O Fundo tem o objetivo de impulsionar a promoção de ações de conservação e preservação da floresta e o desenvolvimento sustentável da região.  A organização analisou mais de 50 ideias de projetos, entre propostas recebidas pelo site ou prospectadas pela equipe. Dez iniciativas foram convidadas a fazer pré-projetos que foram analisados pelo Comitê Técnico, composto por 11 integrantes indicados por institutos de pesquisa e organizações do terceiro setor. São profissionais de destaque na área ambiental e de desenvolvimento sustentável, com grande experiência sobre a realidade amazônica e que já realizaram trabalhos de fôlego na região.

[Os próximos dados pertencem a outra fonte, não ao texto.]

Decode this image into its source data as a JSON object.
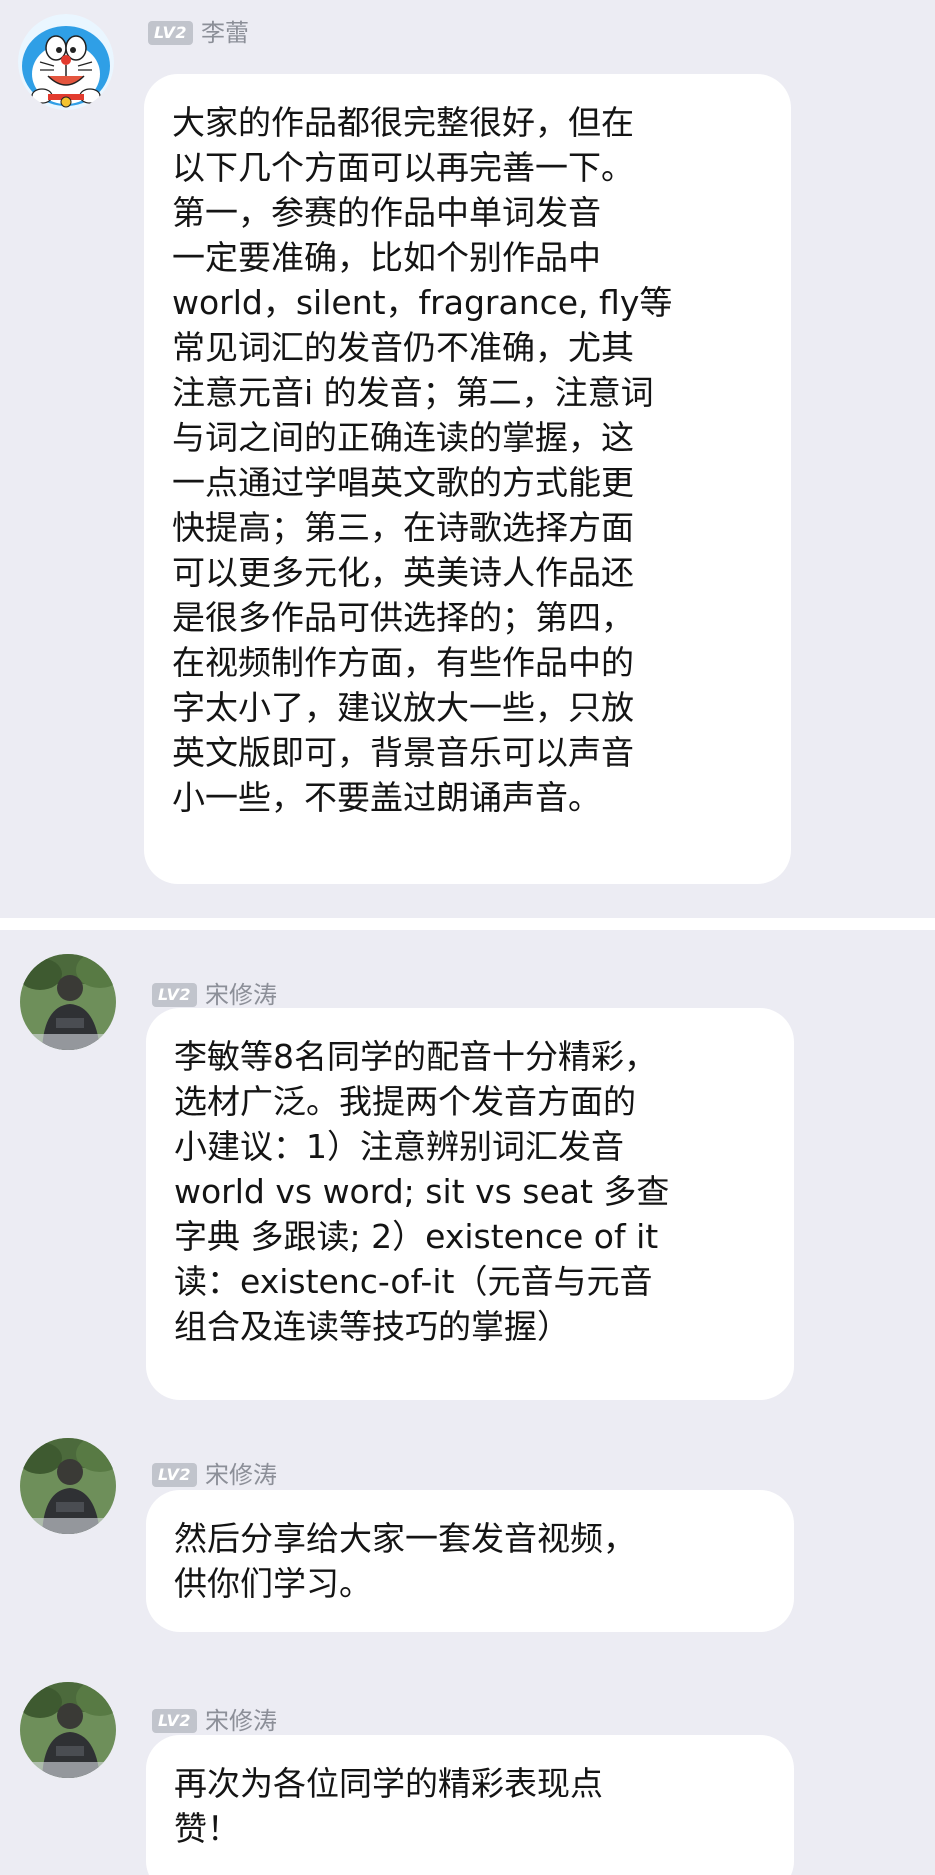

“Os projetos que receberão os recursos irão desenvolver a bioeconomia da floresta, ajudando a agregar valor aos produtos naturais, e contribuindo também com a preservação do meio ambiente e o desenvolvimento socioeconômico”, afirma Joanita Maestri Karoleski, presidente do Fundo JBS pela Amazônia. “Um dos nossos focos foi apoiar projetos que valorizem quem está na sua base das cadeias da floresta, como os extrativistas, indígenas e outras comunidades tradicionais que gerenciam os negócios comunitários”, diz Andrea Azevedo, diretora de programas e projetos do Fundo.  A maior floresta tropical do planeta concentra a maior biodiversidade do mundo. São mais de 5 milhões de quilômetros quadrados de florestas, que abrangem nove estados brasileiros, num bioma onde vivem mais de 20 milhões de pessoas.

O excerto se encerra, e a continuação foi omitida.